I suppose your house battery/ies are a decent size. Those diesel heaters are neat, but if you have it running all night will use up a bit of juice. 10-11 amps on start up, settling back to 1-1.5 amps when running steady state.

----------


## norsk

> I suppose your house battery/ies are a decent size. Those diesel heaters are neat, but if you have it running all night will use up a bit of juice. 10-11 amps on start up, settling back to 1-1.5 amps when running steady state.


Yes thats exactly what I found out from the internet too.

The LED's in total draw 0.75 Watt

Adding a USD Charger for Drone/Phone etc won't up the draw too much?The Calbe is going to have to be around 5 meters long,will that have anything to say?

Its a truck battery I am installing so I could use it to star the truck if I needed to.

I see what you mean about the heater drinking a bit of Diesel,I was thinking about plumbing it into the tank on the mog.It came with a 10L tank but I think just plumbing it straight into the truck tank plus carying a spare jerry can is a better idea.

The heater is just to keep the inside warm while I am away during the day,I might install the wood stove I had in the other one to keep things cozy at night.

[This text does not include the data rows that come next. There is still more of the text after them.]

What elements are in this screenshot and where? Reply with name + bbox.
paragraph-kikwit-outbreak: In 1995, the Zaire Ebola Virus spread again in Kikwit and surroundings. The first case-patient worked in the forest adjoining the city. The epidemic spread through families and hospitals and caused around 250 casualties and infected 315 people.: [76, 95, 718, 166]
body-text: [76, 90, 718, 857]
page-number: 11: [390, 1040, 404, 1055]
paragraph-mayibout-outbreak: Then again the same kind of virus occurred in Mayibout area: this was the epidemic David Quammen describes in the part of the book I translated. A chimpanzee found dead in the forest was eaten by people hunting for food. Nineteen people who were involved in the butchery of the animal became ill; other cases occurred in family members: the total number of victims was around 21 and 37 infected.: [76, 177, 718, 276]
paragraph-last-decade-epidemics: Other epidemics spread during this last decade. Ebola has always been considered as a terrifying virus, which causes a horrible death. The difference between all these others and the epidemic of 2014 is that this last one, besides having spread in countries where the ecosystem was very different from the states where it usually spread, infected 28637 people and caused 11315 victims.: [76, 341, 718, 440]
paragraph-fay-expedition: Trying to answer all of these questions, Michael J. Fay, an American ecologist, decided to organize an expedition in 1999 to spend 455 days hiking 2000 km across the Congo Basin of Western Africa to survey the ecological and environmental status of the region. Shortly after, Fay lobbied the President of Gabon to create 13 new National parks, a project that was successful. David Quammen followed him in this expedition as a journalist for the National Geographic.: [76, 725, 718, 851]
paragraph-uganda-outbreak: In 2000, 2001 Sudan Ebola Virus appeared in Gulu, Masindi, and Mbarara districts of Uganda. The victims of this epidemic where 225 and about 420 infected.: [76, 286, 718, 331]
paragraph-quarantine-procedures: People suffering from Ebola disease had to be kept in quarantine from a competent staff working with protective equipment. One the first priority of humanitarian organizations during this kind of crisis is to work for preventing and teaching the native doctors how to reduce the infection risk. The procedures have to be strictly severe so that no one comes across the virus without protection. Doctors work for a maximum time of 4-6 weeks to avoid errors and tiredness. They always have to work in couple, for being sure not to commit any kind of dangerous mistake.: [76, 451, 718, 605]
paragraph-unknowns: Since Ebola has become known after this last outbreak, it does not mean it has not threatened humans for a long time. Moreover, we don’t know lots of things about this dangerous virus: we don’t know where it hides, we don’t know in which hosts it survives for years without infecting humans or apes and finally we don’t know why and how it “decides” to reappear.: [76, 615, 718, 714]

I will sort out the wiring on the LED's today and hopefully get the heater installed.

----------


## norsk

I have a quite a bit of battery cable.The likes of which you would run to the starter on a truck.I will use that.

I like the idea of a fusable link but I will hook everything up and see if there are any points the cable could rub through.I don't want an untidy mess but the house battery and truck battery are on opposite sides.

----------


## XR500

Re your cabin diesel heater, they are a brilliant invention, esp with the ability to program when you want it to start up. There's a dude on YT by the name of David McLuckie who's done about every conceivable test you can think of on those heaters. If you have any issues with it check out his channel.

Mogs are great machines to get about the bush in. Go anywhere. Do anything.

----------